The following year the Los Angeles Coroner’s Office changed the cause of death on Wood's death certificate from accidental drowning to “drowning and other undetermined factors.”
So while they weren't saying foul play was a factor, they weren't ruling it out either.
Since then, the Los Angeles County coroner released a report, contrary to the original autopsy, which stated some of the bruising on Wood's body could have occurred before the drowning.
The report said: "The location of the bruises, the multiplicity of the bruises, lack of head trauma, or facial bruising support bruising having occurred prior to the entry into the water."
Wagner, now 87, has always denied any involvement in Wood's death, concluding in his 2008 memoir, Piece of my Heart, that "nobody knows" how she fell off the boat.
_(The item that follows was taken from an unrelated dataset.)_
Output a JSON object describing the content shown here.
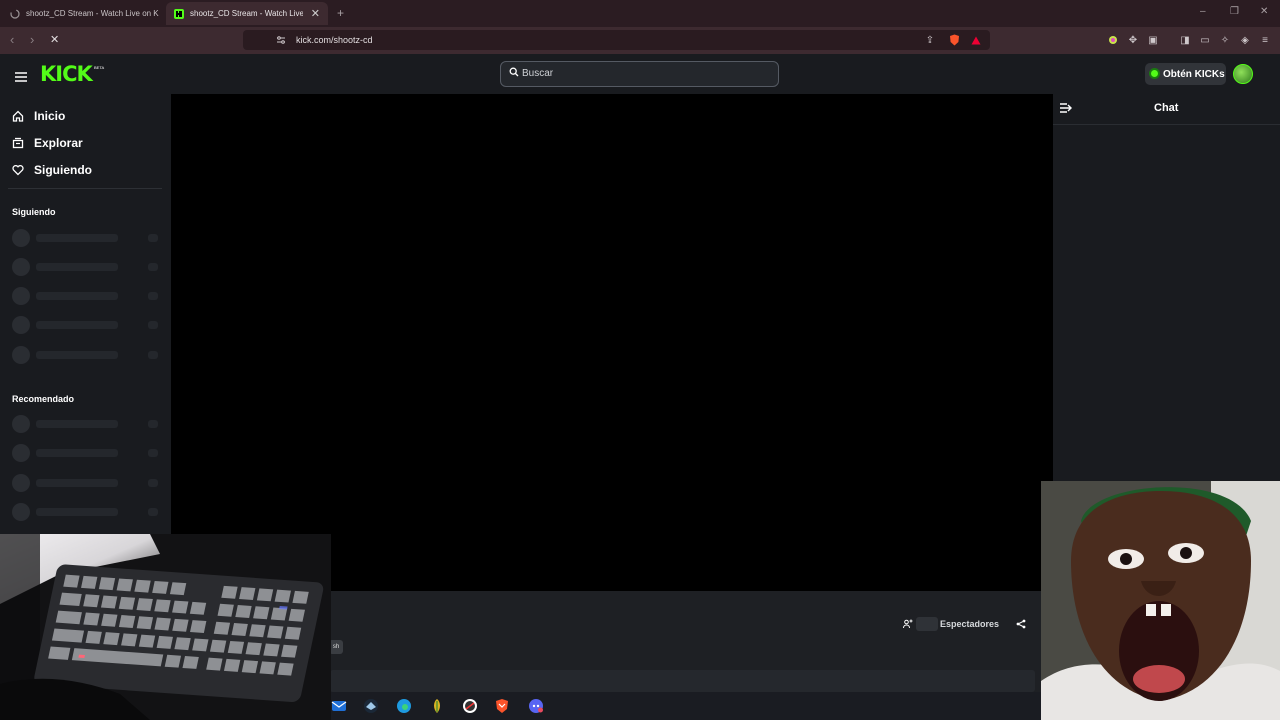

In the book, he admits there was an argument - although he says it was between him and Walken.
He wrote: "There are only two possibilities: either she was trying to get away from the argument, or she was trying to tie the dinghy. But the bottom line is that nobody knows exactly what happened."
There are so many unanswered questions. If Wood had a lifelong fear of drowning, why would she try to leave the yacht in the middle of the night? Why has Wagner refused to speak to investigators since 2011? Davern swears there was an argument between the couple - could this be what led to Woods' death?
Now it seems, six year after reopening the case, despite Wagner's refusal to talk to them, investigators are getting closer to the truth.